Much of cable news has been in full shame mode since it was reported that White House staffer Kelly Sadler dismissed Sen. John McCain by saying that his opinion “doesn’t matter, he’s dying anyway.” The cynical joke was made during a White House meeting and leaked to the press, which took it and ran. Ever since, CNN and MSNBC have been breathlessly pressing every elected official they can get in front of a microphone to badmouth Sadler and to extend the blame to President Trump, who many feel ought to apologize for the behavior of a member of his staff. Meghan McCain asked for a public apology from Sadler; she’s still waiting for it.

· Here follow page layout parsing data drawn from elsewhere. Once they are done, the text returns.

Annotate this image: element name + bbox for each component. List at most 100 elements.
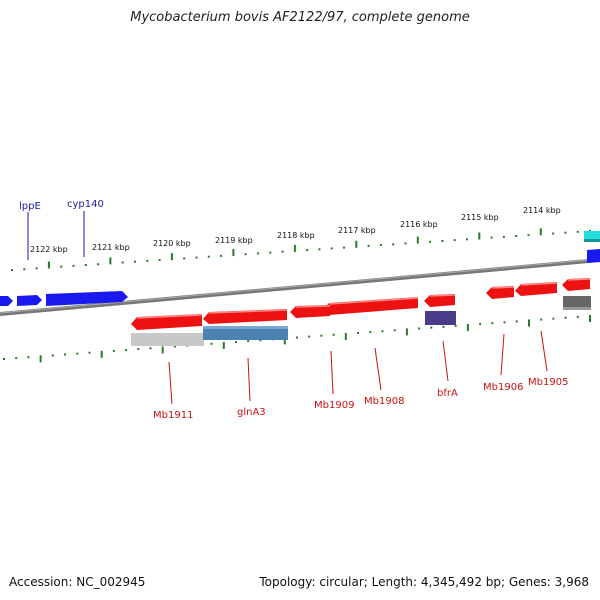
scale-tick-minor	[15, 357, 18, 360]
scale-tick-major	[466, 324, 469, 331]
scale-tick-major	[539, 228, 542, 236]
scale-tick-major	[170, 253, 173, 261]
scale-tick-minor	[183, 257, 186, 260]
reverse-cds[interactable]	[290, 305, 330, 318]
scale-tick-minor	[35, 267, 38, 270]
scale-tick-minor	[27, 356, 30, 359]
scale-tick-minor	[332, 333, 335, 336]
scale-tick-minor	[134, 260, 136, 263]
scale-tick-minor	[330, 247, 333, 250]
scale-tick-major	[293, 244, 296, 252]
gene-label-forward[interactable]: cyp140	[67, 199, 104, 210]
scale-tick-minor	[88, 351, 91, 354]
scale-tick-major	[109, 257, 112, 265]
scale-label: 2118 kbp	[277, 231, 315, 240]
scale-tick-minor	[442, 325, 445, 328]
scale-tick-minor	[137, 348, 140, 351]
scale-tick-minor	[308, 335, 311, 338]
scale-tick-major	[100, 350, 103, 358]
reverse-cds[interactable]	[323, 297, 418, 315]
scale-tick-minor	[369, 331, 372, 334]
scale-tick-major	[416, 236, 419, 244]
scale-tick-minor	[466, 238, 468, 241]
reverse-cds[interactable]	[424, 294, 455, 307]
scale-tick-minor	[281, 250, 284, 253]
scale-tick-minor	[146, 259, 149, 262]
scale-tick-minor	[540, 318, 543, 321]
forward-cds[interactable]	[46, 291, 128, 306]
scale-tick-minor	[296, 336, 298, 339]
topology-text: Topology: circular; Length: 4,345,492 bp…	[259, 575, 589, 589]
scale-tick-minor	[490, 236, 493, 239]
map-title: Mycobacterium bovis AF2122/97, complete …	[130, 10, 470, 25]
scale-tick-minor	[430, 326, 433, 329]
scale-tick-minor	[564, 231, 567, 234]
scale-tick-minor	[367, 244, 370, 247]
reverse-cds[interactable]	[562, 278, 590, 291]
scale-tick-major	[232, 249, 235, 257]
cog-track-segment[interactable]	[203, 326, 288, 340]
scale-tick-major	[405, 328, 408, 336]
scale-tick-major	[589, 315, 591, 322]
reverse-cds[interactable]	[486, 286, 514, 299]
cog-track-segment[interactable]	[131, 333, 204, 346]
scale-tick-minor	[195, 256, 198, 259]
gene-label-reverse[interactable]: Mb1909	[314, 400, 354, 411]
scale-tick-minor	[84, 264, 87, 266]
scale-tick-major	[47, 261, 50, 269]
scale-tick-minor	[51, 354, 54, 357]
forward-cds[interactable]	[587, 249, 600, 263]
scale-tick-minor	[343, 246, 345, 249]
scale-tick-minor	[515, 235, 518, 237]
scale-tick-minor	[3, 358, 5, 360]
scale-ticks-inner	[3, 315, 591, 363]
scale-tick-minor	[97, 263, 100, 266]
scale-label: 2119 kbp	[215, 236, 253, 245]
scale-tick-minor	[454, 324, 457, 327]
scale-label: 2122 kbp	[30, 245, 68, 254]
scale-tick-minor	[235, 341, 237, 343]
gene-label-reverse[interactable]: Mb1908	[364, 396, 404, 407]
gene-label-reverse[interactable]: bfrA	[437, 388, 458, 399]
scale-tick-minor	[23, 268, 26, 271]
scale-tick-minor	[503, 321, 506, 324]
gene-label-reverse[interactable]: Mb1911	[153, 410, 193, 421]
scale-tick-minor	[257, 252, 259, 255]
scale-tick-minor	[121, 261, 124, 264]
scale-tick-minor	[318, 248, 321, 251]
scale-tick-minor	[515, 320, 518, 323]
scale-tick-minor	[173, 345, 176, 348]
scale-tick-minor	[76, 352, 79, 355]
scale-tick-minor	[158, 259, 161, 261]
scale-tick-minor	[72, 264, 75, 267]
scale-tick-minor	[576, 230, 579, 233]
scale-tick-major	[161, 346, 164, 354]
scale-tick-minor	[60, 265, 63, 268]
scale-tick-major	[528, 319, 530, 327]
gene-label-forward[interactable]: lppE	[19, 201, 41, 212]
scale-tick-minor	[112, 349, 115, 352]
scale-tick-minor	[210, 342, 213, 345]
scale-tick-minor	[259, 339, 262, 342]
scale-tick-minor	[576, 315, 579, 318]
scale-tick-minor	[220, 254, 223, 257]
scale-label: 2121 kbp	[92, 243, 130, 252]
cog-track-segment[interactable]	[425, 311, 456, 325]
scale-tick-major	[478, 232, 481, 240]
gene-label-reverse[interactable]: glnA3	[237, 407, 266, 418]
forward-cds[interactable]	[17, 295, 42, 306]
scale-tick-minor	[149, 347, 152, 350]
gene-label-reverse[interactable]: Mb1906	[483, 382, 523, 393]
scale-tick-major	[222, 341, 225, 349]
scale-tick-minor	[392, 243, 395, 246]
scale-tick-minor	[320, 334, 323, 337]
forward-cds[interactable]	[0, 296, 13, 306]
scale-tick-minor	[11, 269, 13, 271]
scale-tick-minor	[393, 329, 396, 332]
cog-track-segment[interactable]	[563, 296, 591, 309]
reverse-strand-features	[131, 278, 591, 346]
forward-feature-cyan[interactable]	[584, 231, 600, 241]
scale-tick-minor	[552, 317, 555, 320]
gene-label-reverse[interactable]: Mb1905	[528, 377, 568, 388]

A couple of things are at work here. It’s obvious that Trump has created an atmosphere in which anyone can say any appalling thing anyone wants, without fear of reprisal. Why did Sadler feel free to take a swipe at a dying man? Because her boss took a swipe at McCain’s war record during the presidential campaign. If Sadler were compelled to apologize — due to pressure from her employers or (now here’s something you don’t hear anymore) out of simple decency — then it follows that Trump, the man who unleashed this behavior, ought also to apologize for his own McCain insult. We know that Trump never apologizes for anything. This has now been institutionalized in the White House.

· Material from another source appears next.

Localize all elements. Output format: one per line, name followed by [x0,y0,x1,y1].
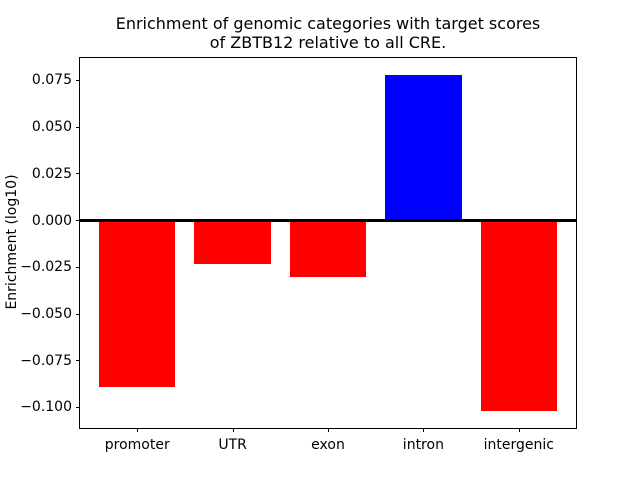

But the other thing about this controversy is the excessive coverage of it. CNN and MSNBC talk about it throughout their news cycles: Whenever a hired talking head isn’t being asked for an opinion about it, one of those networks’ news correspondents is shoving a microphone in front of an elected official to ask that person for an opinion. On CNN, Manu Raju sticks out his lower lip and corners Sen. Susan Collins of Maine, essentially demanding that she demand an apology from Sadler and Trump. On MSNBC, you can wake up to Morning Joe going over the whole thing ad nauseam, along with waspish sarcasm from Mika Brzezinski, who on Wednesday morning said about White House efforts to make the controversy go away, “This is like trying to make an apple stop rotting.”
Disgust over Sadler’s remark is understandable, but the overcoverage of it eventually makes TV watchers resentful that it becomes moral posturing that squeezes out coverage of other news stories. (Fox News has its own way of overcovering this story, which is to blame the unknown person who leaked Sadler’s remark — it’s a strategy that the White House itself, in the form of Sarah Sanders, has now adopted, because Trump and Fox News are hand-in-glove collaborators.) To ask Trump to apologize for anything is a waste of time. It’s better to keep holding him accountable for all the other things he’s doing, and simply honor the continuing life of John McCain on the senator’s own terms, not Trump’s awful ones.